Now I start with observing. Is it mine or is it theirs? What am I feeling? How is this affecting me? Most of the time I can recognize that this is pulling me down. Do I want that? The answer is never «yes».
I also observe how it is affecting my children. And I can help them get out of the persons grip and downpulling.
It used to feel very exhausting to pull us all out of the pit, but now it feels more easy. I like feeling good. I can’t say that the others mood doesn’t bother me. I mean, on a deep level this is something I don’t want to have around in my life. But it doesn’t affect me much anymore.

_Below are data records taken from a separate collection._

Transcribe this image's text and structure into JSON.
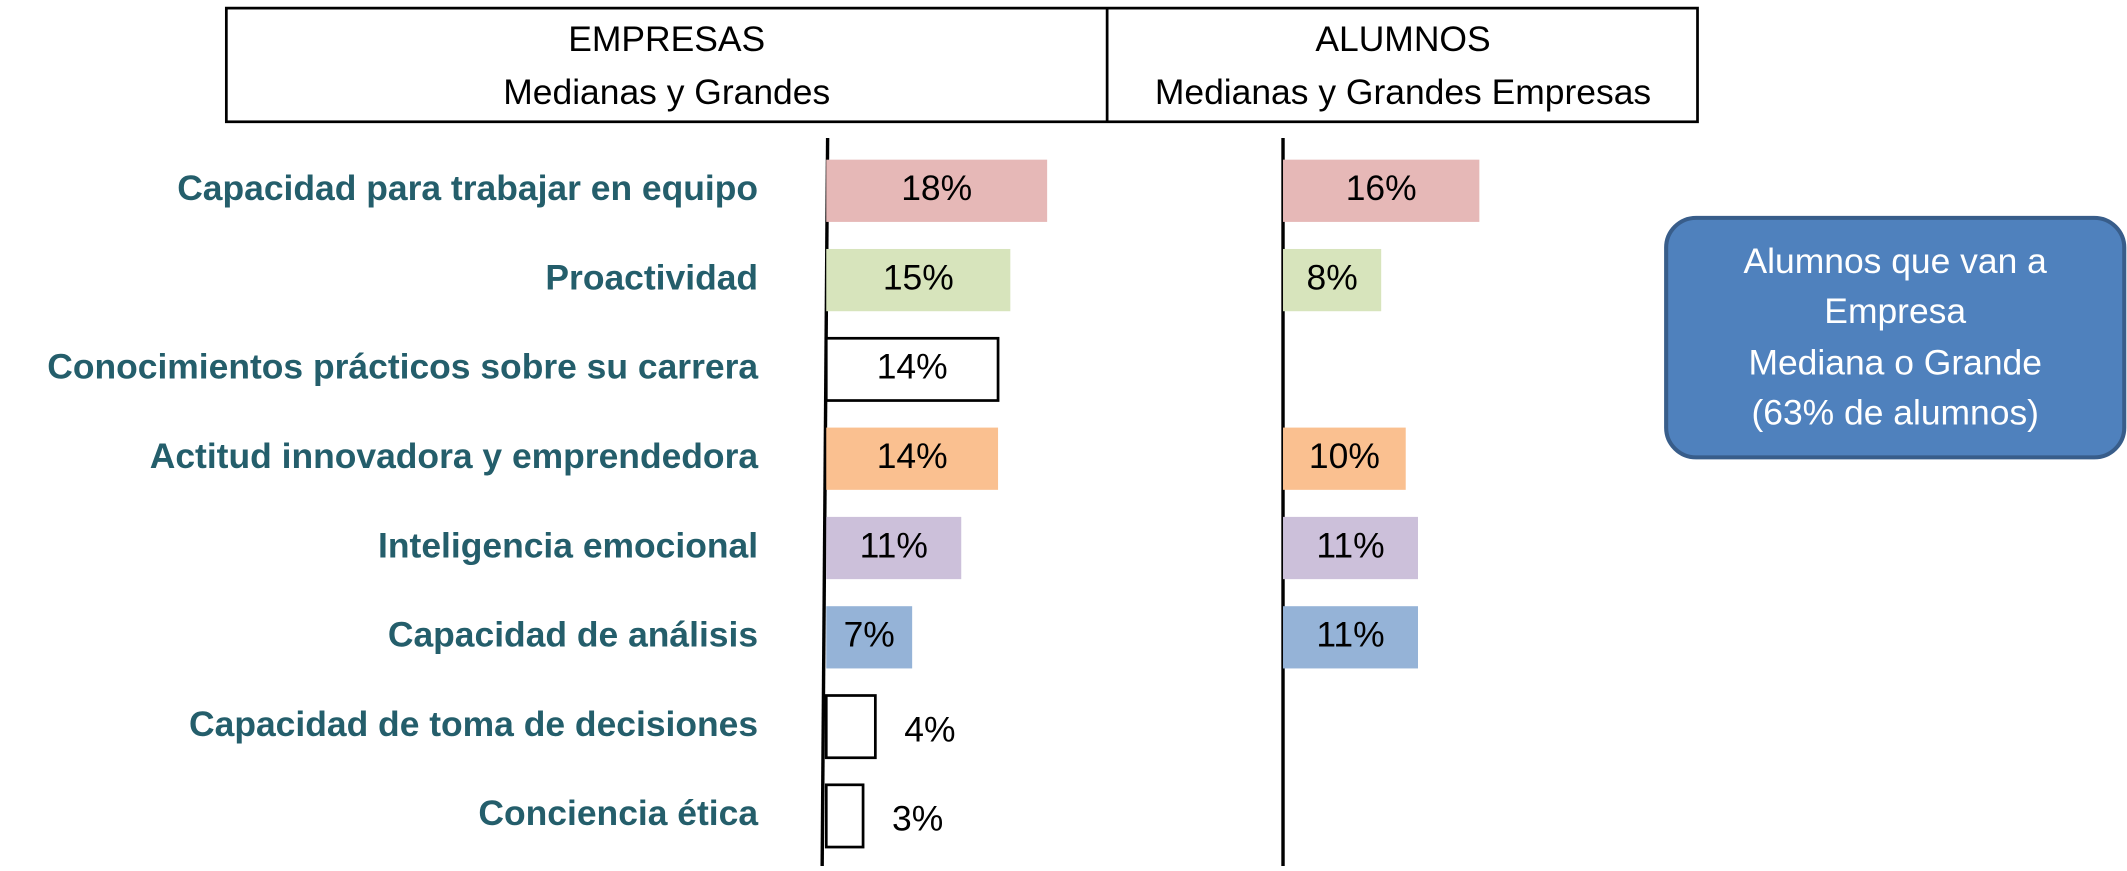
{
  "header": {
    "columns": [
      {
        "lines": [
          "EMPRESAS",
          "Medianas y Grandes"
        ]
      },
      {
        "lines": [
          "ALUMNOS",
          "Medianas y Grandes Empresas"
        ]
      }
    ]
  },
  "chart_data": [
    {
      "type": "bar",
      "orientation": "horizontal",
      "categories": [
        "Capacidad para trabajar en equipo",
        "Proactividad",
        "Conocimientos prácticos sobre su carrera",
        "Actitud innovadora y emprendedora",
        "Inteligencia emocional",
        "Capacidad de análisis",
        "Capacidad de toma de decisiones",
        "Conciencia ética"
      ],
      "values": [
        18,
        15,
        14,
        14,
        11,
        7,
        4,
        3
      ],
      "value_labels": [
        "18%",
        "15%",
        "14%",
        "14%",
        "11%",
        "7%",
        "4%",
        "3%"
      ],
      "colors": [
        "#e6b8b7",
        "#d7e4bc",
        "#ffffff",
        "#fac090",
        "#ccc0da",
        "#95b3d7",
        "#ffffff",
        "#ffffff"
      ]
    },
    {
      "type": "bar",
      "orientation": "horizontal",
      "values": [
        16,
        8,
        null,
        10,
        11,
        11,
        null,
        null
      ],
      "value_labels": [
        "16%",
        "8%",
        null,
        "10%",
        "11%",
        "11%",
        null,
        null
      ],
      "colors": [
        "#e6b8b7",
        "#d7e4bc",
        null,
        "#fac090",
        "#ccc0da",
        "#95b3d7",
        null,
        null
      ]
    }
  ],
  "callout": {
    "lines": [
      "Alumnos que van a",
      "Empresa",
      "Mediana o Grande",
      "(63% de alumnos)"
    ]
  }
}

Distance is key. The yearning for connection sits deep, but protecting myself and the kids from the toxic space is life saving. Sanitizing. Brings me sanity.
I laugh with them. I put on some music and dance. We go outside and have fun. We draw, paint, play games. I also talk with them and put into words how the other was behaving. I don’t make it into a big deal, but ask them how they felt and kind of state the facts. Yeah, he was moldy today. Or irritated. It might feel like it, but you didn’t do anything wrong.
Sometimes he crosses a line, and I let them know what’s not ok to do.
The balance between policing and beeing clear on what I expect has been a bumpy road.
My challenge now is to voice my boundaries in the situation. If he is in a moldy mood, I know that bringing it up might just put fuel to the flame. Do I want that for me and the kids? I want to let them know we always can voice our feelings and needs. But is it worth it if confronting just makes the grip tighter?
I think you are right, Michelle, that talking in this situation doesn’t do any good. I still feel I need to work on beeing more clear on what feels ok and not for me. And doing it with dignity and politeness.
I was having a discussion with my daughter one night, i was visiting at her and her husbands house, we have a great relationship, and we were on opposite ends of a subject at the time. As a mom we always want to help and sometimes we just need to listen but I wasn't picking up on that at the time. So the conversation got a little heated and i realized i needed to just walk away and get into my own space, it was late so i excused myself and went to bed. Well a few minutes went by and my daughter walks in and tearfully apologizes! She recognized in that moment how much I had learned, how much i had grown, she was so proud of me! She felt so bad because she was just having a bad moment and that's OK. We hugged and laughed and moved on. I have a strong daughter and she wants me to be a strong mom, i get stronger every day.
I have been listening to the Love over Addiction podcast. I love all of the information and would love to look at old blog post or information about the Love Over programs.
My son was calling me multiple times a day. Not necessarily always drunk but to the point where I was his only point of contact with the outside world and it became draining to me. Often times he would call and have nothing to say and took on the Eeyore persona....woe is me attitude. I finally told him I loved him but needed some space especially from the middle of night calls which I had put a boundary in place for and turned off my phone for but waking up first thing in the morning and seeing that on my phone became very stressful. I just hit a month break from talking and texting him and it appears he has branded out and figured out other things/people to occupy his time.